La invitación, como les habíamos dicho al inicio, a partir de esta luna nueva que el día de hoy estamos haciendo en esta meditación, es tomar conciencia de lo vivido, de lo sembrado el día de hoy, para que en la próxima luna llena (que está en esa relación con la luna nueva de Géminis) podamos ver qué hemos cosechado de la siembra que hemos realizado el día de hoy. Entonces, la propuesta es: en un cuadernito, en una libretita, escribe lo que sentiste el día de hoy, la experiencia de hoy, aquello que te perturbaba, lo que sentiste, esa niña, ese conectar con el silencio… para que en noviembre, que será la luna llena correspondiente, podamos mirar cómo es la cosecha del día de hoy. Y así será la invitación durante todas las lunas nuevas que vamos a ir haciendo. A partir de hoy, la invitación será: observa, escribe, para que en la luna llena de noviembre, que será el 24 de noviembre, podamos observar, reunirnos y tal vez compartir cómo es esa cosecha de la luna nueva en Géminis que el día de hoy celebramos. María Victoria, ¿quieres decir algo más?
Eh, no, creo que lo has explicado muy bien. Que anoten las siembras de hoy, que es cultivar el silencio, cultivar el darte cuenta, mirar a tu mente y fomentar la confianza en que podemos deshacernos de todo lo que queremos. Nuestro cerebro es neuroplástico, lo que tenemos ahí muy en claro; de todas maneras se pueden deshacer esas conexiones y volver a crear otras. Eso está demostrado por la ciencia, así que vamos a animarnos con esto. Y bueno, pues nada, ya veremos a ver el efecto que ha surtido en nosotros. Tenemos seis meses por delante para cultivar esta semillita que hemos sembrado hoy.
Así es. Y también esa niña, ese niño interior que hayamos podido observar el día de hoy, que pudimos haber experimentado. Y si no lo pudiste ver con claridad, no importa, simplemente la intención está bien. Muy bien.
El niño siempre, la niña siempre está con nosotros, o sea, que en cualquier momento la podemos observar.
Así es. Muy bien, entonces pues feliz tarde, feliz noche. Muchísimas gracias.
Maravillosa. Yo es que me retiro ya porque estoy invitada a cenar, estoy en una casa que no es la mía. Ha sido maravilloso, mil gracias.

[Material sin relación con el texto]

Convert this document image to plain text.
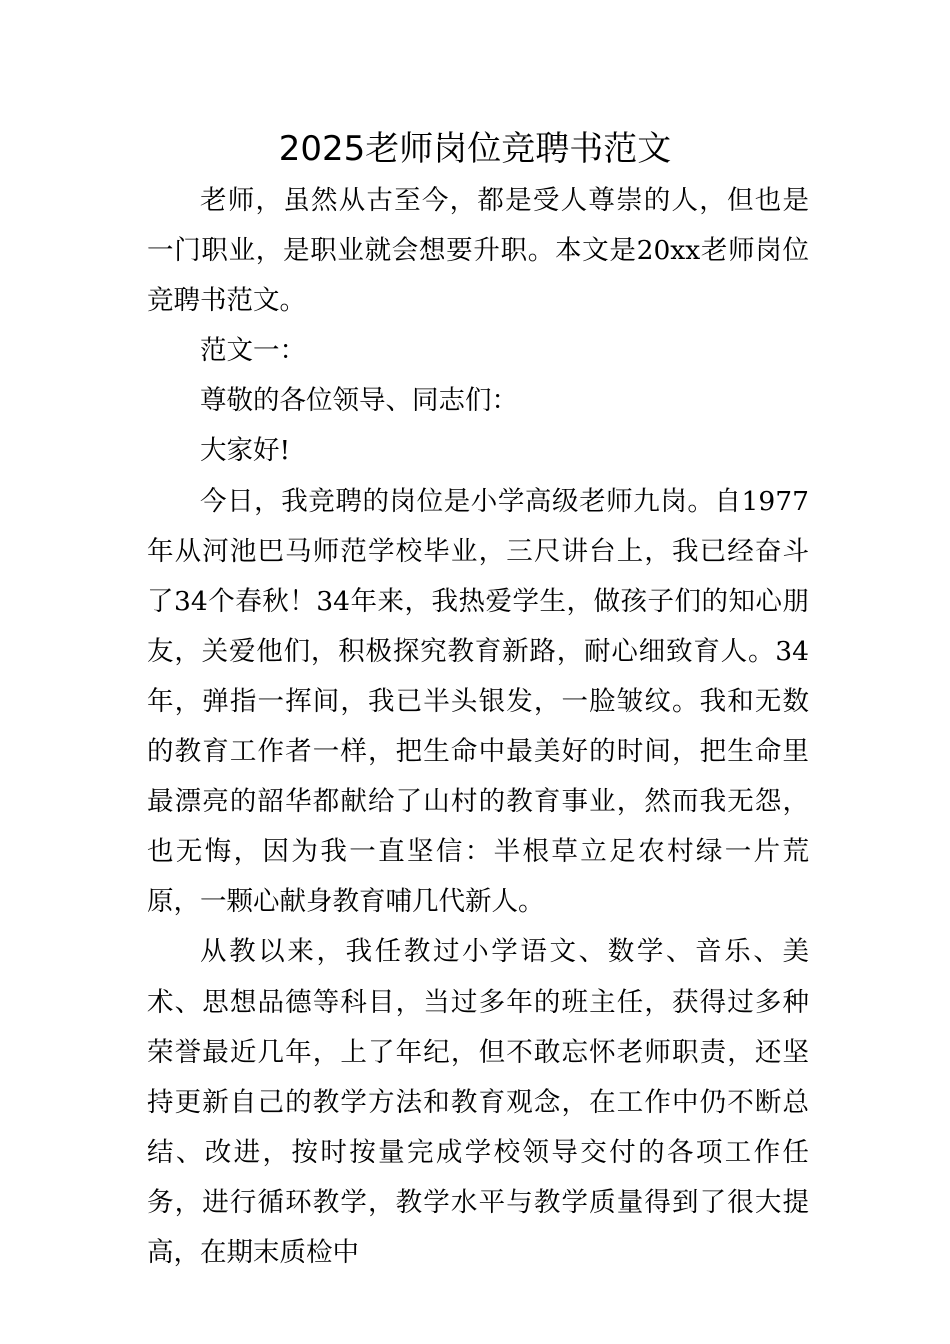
2025老师岗位竞聘书范文

老师，虽然从古至今，都是受人尊崇的人，但也是一门职业，是职业就会想要升职。本文是20xx老师岗位竞聘书范文。

范文一：

尊敬的各位领导、同志们：

大家好!

今日，我竞聘的岗位是小学高级老师九岗。自1977年从河池巴马师范学校毕业，三尺讲台上，我已经奋斗了34个春秋！34年来，我热爱学生，做孩子们的知心朋友，关爱他们，积极探究教育新路，耐心细致育人。34年，弹指一挥间，我已半头银发，一脸皱纹。我和无数的教育工作者一样，把生命中最美好的时间，把生命里最漂亮的韶华都献给了山村的教育事业，然而我无怨，也无悔，因为我一直坚信：半根草立足农村绿一片荒原，一颗心献身教育哺几代新人。

从教以来，我任教过小学语文、数学、音乐、美术、思想品德等科目，当过多年的班主任，获得过多种荣誉最近几年，上了年纪，但不敢忘怀老师职责，还坚持更新自己的教学方法和教育观念，在工作中仍不断总结、改进，按时按量完成学校领导交付的各项工作任务，进行循环教学，教学水平与教学质量得到了很大提高，在期末质检中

Pues nada, bonita, que disfrutes mucho tu cena.
Gracias. Pregunto: ¿por qué tiene que ser hasta noviembre?, ¿por qué?
Gracias. Pregunto: ¿por qué tiene que ser hasta noviembre? ¿Por qué?
Bueno, en la tradición astrológica, cuando la luna es nueva significa que están el sol y la luna juntos. Cuando se junta el principio femenino y el masculino, crece una semilla, aparece una semilla… Y la época de recolectar esa semilla es cuando vuelve a ser la próxima luna, pero en este caso, la luna llena. Entonces, como la luna nueva que estamos transitando hoy es la de Géminis, tenemos hasta la luna llena de Géminis, que va a ser a finales de noviembre, para recoger esta cosecha.
Pues hasta pronto a todos,
Gracias.
Namaste.



Te invito a que hagas de tu vida una meditación, no solo en situaciones puntuales, grupales, sino que cada acto de tu vida, pensamientos, trabajos, situaciones cotidianas se conviertan en eso…una meditación activa en tu ser.